Message withdrawn at poster's request.

suitcaseofdreams Wed 06-Dec-17 20:11:51

Def go and look round, talk to SENCO at both schools

I have one with extra needs (anxiety, possible ASD) and I sent him to a school similar to your option 2 for reception and Yr1. On the one hand it was good for him to be in a small cosy environment and a small class (20 in his reception class) and he was happy there. BUT there was no dedicated SENCO (headteacher covered it) and resources were limited as school so small.

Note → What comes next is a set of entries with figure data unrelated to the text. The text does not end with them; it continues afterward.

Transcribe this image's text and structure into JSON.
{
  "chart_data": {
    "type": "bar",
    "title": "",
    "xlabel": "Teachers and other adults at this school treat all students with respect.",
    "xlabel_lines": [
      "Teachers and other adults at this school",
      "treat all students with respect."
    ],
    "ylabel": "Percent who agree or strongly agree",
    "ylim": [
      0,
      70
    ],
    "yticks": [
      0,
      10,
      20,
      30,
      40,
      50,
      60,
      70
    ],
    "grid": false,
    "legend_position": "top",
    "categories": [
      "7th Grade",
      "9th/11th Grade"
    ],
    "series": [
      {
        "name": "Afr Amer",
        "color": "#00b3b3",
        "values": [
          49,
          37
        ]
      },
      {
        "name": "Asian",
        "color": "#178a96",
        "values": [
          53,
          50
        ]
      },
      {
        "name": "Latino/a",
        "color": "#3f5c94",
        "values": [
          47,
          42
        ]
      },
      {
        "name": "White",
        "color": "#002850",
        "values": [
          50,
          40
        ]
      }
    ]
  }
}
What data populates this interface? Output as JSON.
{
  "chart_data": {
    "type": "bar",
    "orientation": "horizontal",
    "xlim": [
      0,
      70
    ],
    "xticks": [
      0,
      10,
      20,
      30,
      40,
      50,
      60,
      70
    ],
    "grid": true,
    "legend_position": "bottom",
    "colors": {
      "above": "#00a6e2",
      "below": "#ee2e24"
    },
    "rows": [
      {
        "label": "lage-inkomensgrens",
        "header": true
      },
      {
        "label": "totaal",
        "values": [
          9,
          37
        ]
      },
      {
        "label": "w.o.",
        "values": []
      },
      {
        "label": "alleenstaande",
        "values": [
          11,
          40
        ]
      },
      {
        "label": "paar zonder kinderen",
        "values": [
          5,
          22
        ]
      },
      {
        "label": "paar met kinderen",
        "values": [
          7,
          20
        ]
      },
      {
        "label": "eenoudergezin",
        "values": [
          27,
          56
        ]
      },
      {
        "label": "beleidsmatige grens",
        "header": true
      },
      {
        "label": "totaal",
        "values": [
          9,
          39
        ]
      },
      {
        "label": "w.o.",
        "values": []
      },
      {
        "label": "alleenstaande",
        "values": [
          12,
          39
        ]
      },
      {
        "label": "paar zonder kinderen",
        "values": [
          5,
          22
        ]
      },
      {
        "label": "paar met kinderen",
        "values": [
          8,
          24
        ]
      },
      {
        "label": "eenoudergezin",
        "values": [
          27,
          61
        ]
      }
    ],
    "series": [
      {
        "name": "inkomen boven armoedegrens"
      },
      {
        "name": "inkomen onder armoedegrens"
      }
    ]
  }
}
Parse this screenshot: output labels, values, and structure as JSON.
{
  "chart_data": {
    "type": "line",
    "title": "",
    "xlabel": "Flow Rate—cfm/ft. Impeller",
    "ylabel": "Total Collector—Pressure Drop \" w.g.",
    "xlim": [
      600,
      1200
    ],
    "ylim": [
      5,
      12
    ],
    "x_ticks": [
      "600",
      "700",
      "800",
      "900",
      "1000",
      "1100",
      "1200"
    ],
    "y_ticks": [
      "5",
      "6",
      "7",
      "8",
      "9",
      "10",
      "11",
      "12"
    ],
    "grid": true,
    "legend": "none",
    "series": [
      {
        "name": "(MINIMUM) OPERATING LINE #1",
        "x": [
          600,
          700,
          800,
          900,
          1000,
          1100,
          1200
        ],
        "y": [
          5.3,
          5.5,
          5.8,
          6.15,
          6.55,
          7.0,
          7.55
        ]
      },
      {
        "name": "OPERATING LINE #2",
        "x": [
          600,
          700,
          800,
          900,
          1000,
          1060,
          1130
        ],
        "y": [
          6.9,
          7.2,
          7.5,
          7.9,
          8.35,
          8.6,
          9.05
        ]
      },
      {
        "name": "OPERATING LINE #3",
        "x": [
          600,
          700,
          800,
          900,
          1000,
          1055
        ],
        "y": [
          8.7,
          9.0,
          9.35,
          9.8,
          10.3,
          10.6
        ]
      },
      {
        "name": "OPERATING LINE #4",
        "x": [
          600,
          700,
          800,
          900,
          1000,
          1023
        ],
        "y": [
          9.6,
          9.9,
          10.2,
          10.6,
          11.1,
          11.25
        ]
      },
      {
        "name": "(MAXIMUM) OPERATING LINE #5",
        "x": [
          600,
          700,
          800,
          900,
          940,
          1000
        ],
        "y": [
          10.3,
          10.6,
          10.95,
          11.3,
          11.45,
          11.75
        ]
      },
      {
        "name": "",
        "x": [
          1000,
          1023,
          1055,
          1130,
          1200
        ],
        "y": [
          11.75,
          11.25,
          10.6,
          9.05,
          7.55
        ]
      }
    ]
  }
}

I moved him at the end of year 1 to bigger school (2 form entry primary) and not only is he equally as happy there, but he's also getting loads more support as the resources are there

Small schools do have their advantages but worth thinking carefully if it's primary as what works for a 4 yr old may not be so great for an 8,9,10yr old (especially in terms of space and overall resources)

Good luck!

Ifonlyoneday Wed 06-Dec-17 22:14:28

Definitely speak to the Sencos and also parents of children already attending. Find out their support for Sen children and their attitude. My DCs go to a 15 intake composite class school and it's great. There is not as much of a Ptolemy with feeindship groups as there are still 30 in the composite class.

Ifonlyoneday Wed 06-Dec-17 22:15:50

*problem not Ptolemy

Strawberrybubblebath Wed 13-Dec-17 23:27:36

From my experience small schools are not good for shy children. My shy boy never made friends new throughout his time there (intake of 15)- there just wasn't a big enough pool of children for him to find a quiet friend like himself.